Take St Paul's Cathedral (again). Now, due to weathering, a molecule of stone detatches from the bell tower. I hope there is no concept other than that the state which involved attachment preceded the state which involved detachment, and that they did not occur at the same time?
But, while quite detailed, this is not a conceptualisation of what we refer to as St Paul's Cathedral at its existential level. That is an incomprehensible configuration of elementary substances each in some particular state with respect to their own innate properties. The fact that we cannot comprehend it is irrelevant. As at any given point in time 'St Paul's Cathedral' must be in one, and one only, definitive physically existent state, otherwise it cannot exist. And that involves no form of change, because change indicates more than one such state. The immediately previous state in the sequence of existence of 'St Paul's Cathedral' must have ceased. Nothing can have more than one physically existent state at a time.
The problem here is our conceptualisation of physical existence. Understandably, we conceptualise it at a much higher level than what actually occurs. For the most part this does not matter in generating understanding, because we only want it at that level. But, we need to recognise, when it is appropriate to do so, that this conceptualisation is ontologically incorrect. Put simply, there is no such entity as St Paul's Cathedral, or indeed all the other 'its' we invoke, when considering how physical existence actually occurs. There is a highly complex sequence (system), which only gives the appearance of St Paul's Cathedral when conceptualised at a high level. That is, certain features at that level constitute it, but they are entirely superficial, in the context of physical existence.
Look at this another way. We do not touch it, so over time St Paul's Cathedral becomes a pile of stone, wood, timber. It no longer 'exists'. But how does that differ, physically, from any of the physically existent states which occurred, and we were content to designate as St Paul's Cathedral? The answer is because what constitutes it no longer has the superficial physical features that we deemed to be St Paul's Cathedral. Physically, logically, this pile of debris is just another configuration in the sequence! In other words, St Paul's Cathedral (and any other such 'it') was only ever a concept.
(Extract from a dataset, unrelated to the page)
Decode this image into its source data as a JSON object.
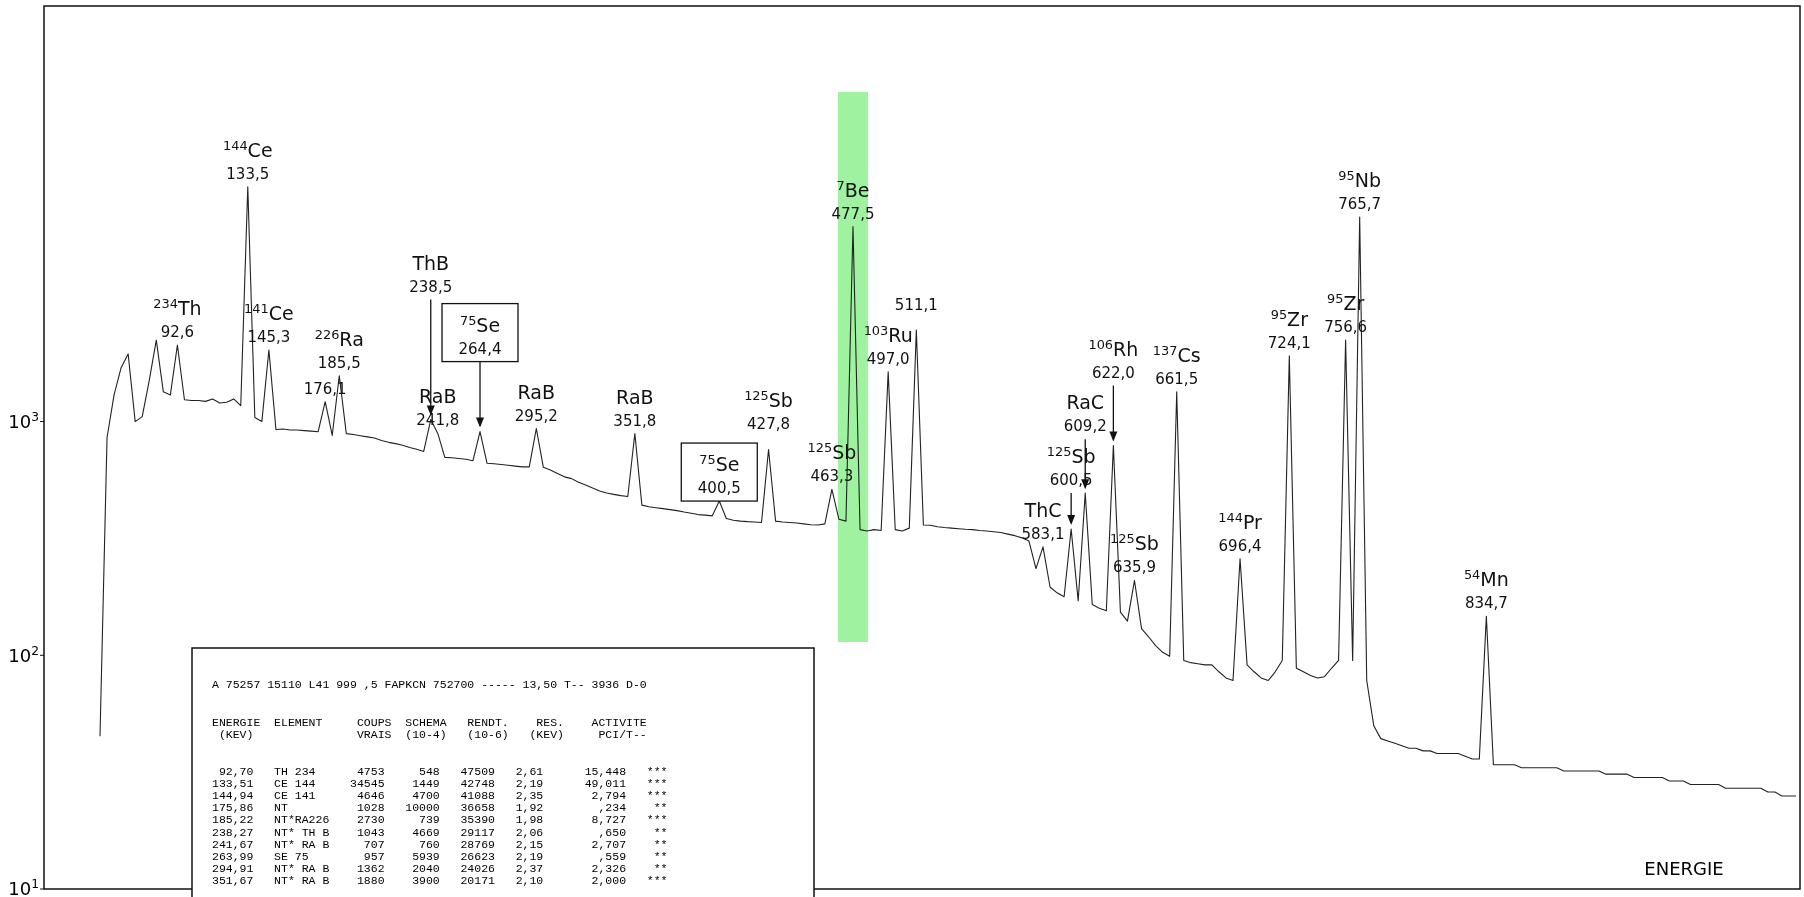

"In reality, there are traces to be found that memorize...."
Forget memories, etc, etc. The distinction must be drawn between physical existence and knowledge of physical existence. Physical existence occurs independently of the mechanisms whereby we are enabled to be aware of it, albeit within the confine of existence. We are part of physical existence. We cannot 'escape' it. Which addresses your first concern about what constitutes the closed system I refer to. We only have knowledge.
"In principle, your imagined sequence..."
Yes, physical existence must ultimately have a discrete state, as at any given point in time, otherwise it could not exist, let alone change. The trick to identify that, and not confuse it with one that appears to occur when conceptualised from a higher level, or with elementary substance, in itself.
"then tell me please its width and why it cannot be attributed to the past"
Its 'width', ie duration, will be equivalent to the duration taken for the fastest change in reality to occur. Duration being the common denominator unit in the measuring system known as timing. In other words, at such a level of differentiation, no form of change would occur, so what was occurring would be a physically existent state, ie what existed as at that point in time. Obviously, not every form of change occurs at that speed, so one could have exactly the same physically existent state in some sequences occurring for more than one point in time. I just use the word point to emphasise non-divisibility/singularity. But what it constitutes must relate to physical reality, not just a concept, indeed, the same applies to the concept of spatial position and dimension. Any form of change indicates difference, but difference, as such, does not exist, states do. It is just that when compared difference can be identified.